Pollution legal liability insurance can protect property owners and developers from liability associated with pollution-related property damage, cleanup and bodily injury.
ENVIRONMENTAL contamination is both a huge liability and a potential deal breaker for commercial real estate developers and investors. Many investors won’t even investigate properties that may be impacted by hazardous conditions. There are too many pitfalls, ranging from remediation requirements to litigation. General liability insurance typically does not cover the broad spectrum of potential environmental issues, which can range from the inadvertent disturbance of contaminants to the discovery of pre-existing conditions during construction activities or site redevelopment.
The market is currently in a state of flux, given the recent departure of a major carrier and the attempts of other players to modify existing terms and conditions to meet the needs of certain classes of business. Yet pollution legal liability (PLL) insurance continues to be the coverage of choice to protect property owners and developers from liability associated with pollution-related property damage, cleanup and bodily injury. It also offers a viable method for shielding insured parties from the timely delays and costly remediation costs associated with legacy environmental issues, including contamination of groundwater, soil, sediment and other fill materials.
Nearly 25 insurers offer a wide range of PLL policies. Tailored to address each property’s specific needs, PLL policies can be structured to meet a variety of requirements and objectives. Most PLL purchases are driven by regulatory and financial/lender obligations, contractual requirements and the management of on- and off-site risks. They are also on the rise as a result of their ability to facilitate transactions involving contaminated properties; manage exposures during the redevelopment process; and address mold and Legionella exposure risks. In addition, these policies offer crisis management protection from potentially harmful media coverage. Companies that must satisfy federal and state regulatory responsibility requirements for underground storage tanks and hazardous waste units also generally choose PLL.
The most common risks mitigated by PLL coverage, however, include but are not limited to damages caused by the following:
- Overreliance on Phase I and II environmental site assessments.
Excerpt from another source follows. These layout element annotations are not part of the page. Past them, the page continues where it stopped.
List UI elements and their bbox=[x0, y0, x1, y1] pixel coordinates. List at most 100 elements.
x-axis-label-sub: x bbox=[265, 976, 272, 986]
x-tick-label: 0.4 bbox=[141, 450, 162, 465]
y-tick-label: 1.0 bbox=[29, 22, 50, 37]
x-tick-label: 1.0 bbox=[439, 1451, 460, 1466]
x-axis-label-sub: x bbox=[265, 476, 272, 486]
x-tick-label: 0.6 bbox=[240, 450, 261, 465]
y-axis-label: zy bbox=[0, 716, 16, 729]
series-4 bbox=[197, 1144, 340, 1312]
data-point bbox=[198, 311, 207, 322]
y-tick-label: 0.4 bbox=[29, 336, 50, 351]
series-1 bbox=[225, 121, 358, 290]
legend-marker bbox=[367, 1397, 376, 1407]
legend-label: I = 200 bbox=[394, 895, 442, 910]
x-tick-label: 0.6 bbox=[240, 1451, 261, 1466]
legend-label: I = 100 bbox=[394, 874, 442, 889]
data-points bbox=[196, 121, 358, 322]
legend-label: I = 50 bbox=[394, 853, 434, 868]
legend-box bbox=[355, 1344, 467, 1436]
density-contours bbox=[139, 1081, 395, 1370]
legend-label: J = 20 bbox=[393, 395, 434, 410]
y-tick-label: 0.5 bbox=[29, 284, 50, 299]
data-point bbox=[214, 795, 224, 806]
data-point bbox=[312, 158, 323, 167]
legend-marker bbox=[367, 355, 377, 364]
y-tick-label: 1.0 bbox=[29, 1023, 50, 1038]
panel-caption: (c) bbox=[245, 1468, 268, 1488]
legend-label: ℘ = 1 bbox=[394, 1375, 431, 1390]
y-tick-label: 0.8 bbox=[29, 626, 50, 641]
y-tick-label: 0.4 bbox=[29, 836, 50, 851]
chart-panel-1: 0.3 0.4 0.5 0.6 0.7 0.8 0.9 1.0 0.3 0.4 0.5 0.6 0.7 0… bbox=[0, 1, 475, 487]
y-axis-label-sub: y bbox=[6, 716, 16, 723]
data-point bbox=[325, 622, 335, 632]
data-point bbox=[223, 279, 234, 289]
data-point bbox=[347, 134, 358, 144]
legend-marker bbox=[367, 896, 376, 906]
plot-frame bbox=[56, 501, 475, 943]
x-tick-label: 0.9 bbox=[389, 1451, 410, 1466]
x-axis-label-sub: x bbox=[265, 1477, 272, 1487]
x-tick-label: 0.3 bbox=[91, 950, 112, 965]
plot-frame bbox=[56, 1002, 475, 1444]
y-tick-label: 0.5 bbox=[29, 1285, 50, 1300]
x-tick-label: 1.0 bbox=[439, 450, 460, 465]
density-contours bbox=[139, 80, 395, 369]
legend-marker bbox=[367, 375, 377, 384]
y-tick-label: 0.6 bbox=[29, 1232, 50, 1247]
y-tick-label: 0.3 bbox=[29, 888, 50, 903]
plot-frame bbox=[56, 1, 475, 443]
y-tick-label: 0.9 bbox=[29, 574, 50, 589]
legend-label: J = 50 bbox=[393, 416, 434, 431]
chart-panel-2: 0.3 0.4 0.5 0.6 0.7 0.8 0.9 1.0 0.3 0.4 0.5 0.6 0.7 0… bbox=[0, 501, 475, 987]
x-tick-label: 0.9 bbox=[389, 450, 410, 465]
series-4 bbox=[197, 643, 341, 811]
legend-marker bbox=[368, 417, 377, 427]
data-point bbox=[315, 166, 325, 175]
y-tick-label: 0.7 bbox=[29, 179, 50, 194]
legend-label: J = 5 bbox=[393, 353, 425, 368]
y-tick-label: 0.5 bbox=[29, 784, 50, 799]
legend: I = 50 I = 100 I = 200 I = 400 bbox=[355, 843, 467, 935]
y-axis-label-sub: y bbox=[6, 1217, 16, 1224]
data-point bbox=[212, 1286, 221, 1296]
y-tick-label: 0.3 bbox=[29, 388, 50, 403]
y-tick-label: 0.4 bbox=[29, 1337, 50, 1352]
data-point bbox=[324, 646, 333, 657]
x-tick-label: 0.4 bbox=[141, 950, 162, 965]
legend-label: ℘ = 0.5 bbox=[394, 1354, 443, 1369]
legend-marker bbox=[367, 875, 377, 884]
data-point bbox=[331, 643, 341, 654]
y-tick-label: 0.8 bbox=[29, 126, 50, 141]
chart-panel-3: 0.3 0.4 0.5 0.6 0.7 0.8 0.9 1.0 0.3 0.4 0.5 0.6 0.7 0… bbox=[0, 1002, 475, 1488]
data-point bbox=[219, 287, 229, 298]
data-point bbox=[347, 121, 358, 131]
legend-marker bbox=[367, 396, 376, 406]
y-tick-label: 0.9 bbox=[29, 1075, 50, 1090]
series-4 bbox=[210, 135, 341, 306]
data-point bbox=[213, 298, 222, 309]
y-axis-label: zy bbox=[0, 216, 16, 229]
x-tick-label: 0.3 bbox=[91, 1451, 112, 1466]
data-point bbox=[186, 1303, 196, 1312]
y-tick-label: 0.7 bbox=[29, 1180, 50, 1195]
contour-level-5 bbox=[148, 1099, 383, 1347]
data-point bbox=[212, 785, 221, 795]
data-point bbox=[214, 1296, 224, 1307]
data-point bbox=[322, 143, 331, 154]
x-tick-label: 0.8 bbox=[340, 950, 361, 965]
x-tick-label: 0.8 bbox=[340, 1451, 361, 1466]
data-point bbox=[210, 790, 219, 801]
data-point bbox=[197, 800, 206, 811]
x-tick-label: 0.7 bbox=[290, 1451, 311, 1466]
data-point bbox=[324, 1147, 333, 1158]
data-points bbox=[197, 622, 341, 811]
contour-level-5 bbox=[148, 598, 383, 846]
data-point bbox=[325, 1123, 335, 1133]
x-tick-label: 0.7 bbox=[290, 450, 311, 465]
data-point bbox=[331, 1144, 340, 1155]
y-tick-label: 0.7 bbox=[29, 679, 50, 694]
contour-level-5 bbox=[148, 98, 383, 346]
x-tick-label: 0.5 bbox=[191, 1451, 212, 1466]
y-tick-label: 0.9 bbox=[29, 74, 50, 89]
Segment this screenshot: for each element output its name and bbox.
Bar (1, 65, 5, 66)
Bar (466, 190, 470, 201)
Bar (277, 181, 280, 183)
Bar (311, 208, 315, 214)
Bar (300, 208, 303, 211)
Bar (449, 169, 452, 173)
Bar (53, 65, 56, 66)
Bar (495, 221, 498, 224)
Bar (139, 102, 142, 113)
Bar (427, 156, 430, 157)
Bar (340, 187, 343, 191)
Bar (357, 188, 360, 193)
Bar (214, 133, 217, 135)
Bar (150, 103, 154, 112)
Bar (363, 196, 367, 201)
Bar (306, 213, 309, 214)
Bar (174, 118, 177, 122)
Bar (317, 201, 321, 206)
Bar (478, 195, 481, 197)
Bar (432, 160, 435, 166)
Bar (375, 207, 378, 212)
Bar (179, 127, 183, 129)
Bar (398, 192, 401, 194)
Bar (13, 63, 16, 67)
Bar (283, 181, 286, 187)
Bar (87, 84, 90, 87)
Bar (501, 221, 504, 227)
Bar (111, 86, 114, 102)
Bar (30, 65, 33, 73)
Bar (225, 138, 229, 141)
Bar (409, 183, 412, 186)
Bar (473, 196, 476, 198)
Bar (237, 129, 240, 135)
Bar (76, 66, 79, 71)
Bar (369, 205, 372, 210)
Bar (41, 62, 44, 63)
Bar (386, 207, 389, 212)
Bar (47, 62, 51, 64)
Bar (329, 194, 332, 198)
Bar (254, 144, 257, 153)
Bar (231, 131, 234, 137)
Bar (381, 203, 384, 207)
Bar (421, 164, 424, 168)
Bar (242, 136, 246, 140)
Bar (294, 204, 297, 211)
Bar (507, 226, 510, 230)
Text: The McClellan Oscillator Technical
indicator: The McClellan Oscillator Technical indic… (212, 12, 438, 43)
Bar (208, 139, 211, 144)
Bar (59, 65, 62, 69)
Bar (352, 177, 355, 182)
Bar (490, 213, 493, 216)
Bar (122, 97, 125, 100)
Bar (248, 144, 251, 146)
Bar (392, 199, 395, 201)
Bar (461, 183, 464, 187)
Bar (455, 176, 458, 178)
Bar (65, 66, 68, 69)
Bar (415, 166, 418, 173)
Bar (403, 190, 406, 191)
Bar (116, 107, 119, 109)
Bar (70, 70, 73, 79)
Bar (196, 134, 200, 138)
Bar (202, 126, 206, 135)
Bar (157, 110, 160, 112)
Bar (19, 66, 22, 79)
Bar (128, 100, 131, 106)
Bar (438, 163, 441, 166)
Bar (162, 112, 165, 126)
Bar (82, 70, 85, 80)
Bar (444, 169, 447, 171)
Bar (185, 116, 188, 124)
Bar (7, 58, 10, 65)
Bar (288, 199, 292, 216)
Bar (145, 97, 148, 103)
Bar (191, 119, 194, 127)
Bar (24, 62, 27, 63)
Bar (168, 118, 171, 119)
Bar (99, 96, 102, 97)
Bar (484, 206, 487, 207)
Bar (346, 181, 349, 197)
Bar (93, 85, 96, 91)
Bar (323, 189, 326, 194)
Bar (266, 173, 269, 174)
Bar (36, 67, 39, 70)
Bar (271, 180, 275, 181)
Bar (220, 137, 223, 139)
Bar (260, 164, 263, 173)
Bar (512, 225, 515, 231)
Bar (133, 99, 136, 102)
- Contaminants from known and unknown past uses of the property.
- Inadequate containment, storage, transport, disposal, loading and/or unloading of construction debris, hazardous chemicals or other potentially dangerous materials.
As a result, PLL has emerged as a valuable tool for helping commercial property owners facilitate transactions, satisfy federal and state financial responsibility requirements and mange operational and legacy environmental risks. Long-term policies (up to 10 years in some cases) continue to be available, with a market capacity of more than $350 million and up to $50 million in limits available from a single carrier.
For projects that involve remediation activities, additional terms can be added to insure against the risk that:
- Contaminants will be released from the site during the remediation process by construction activities, which could cause third-party bodily injury or property damage, or could require additional on- or off-site cleanup.
- Additional remediation activities are required because previously undetected contamination is discovered or new cleanup standards are established.
- Regulatory “re-openers” occur after the completion of remediation and receipt of a No Further Action (NFA) letter; i.e., the government re-opens the site in order to investigate potential environmental issues.
Since its introduction in the 1980s, PLL has grown into a flexible risk management tool that provides balance sheet, transactional, operational and regulatory protection against environmental loss. It is also ideal for ensuring business continuity, stability and sustainability in the face of catastrophic circumstances. This is particularly important for smaller developers confronted with either on-site or off-site challenges. It can even help support the rehabilitation and redevelopment of contaminated areas or brownfields.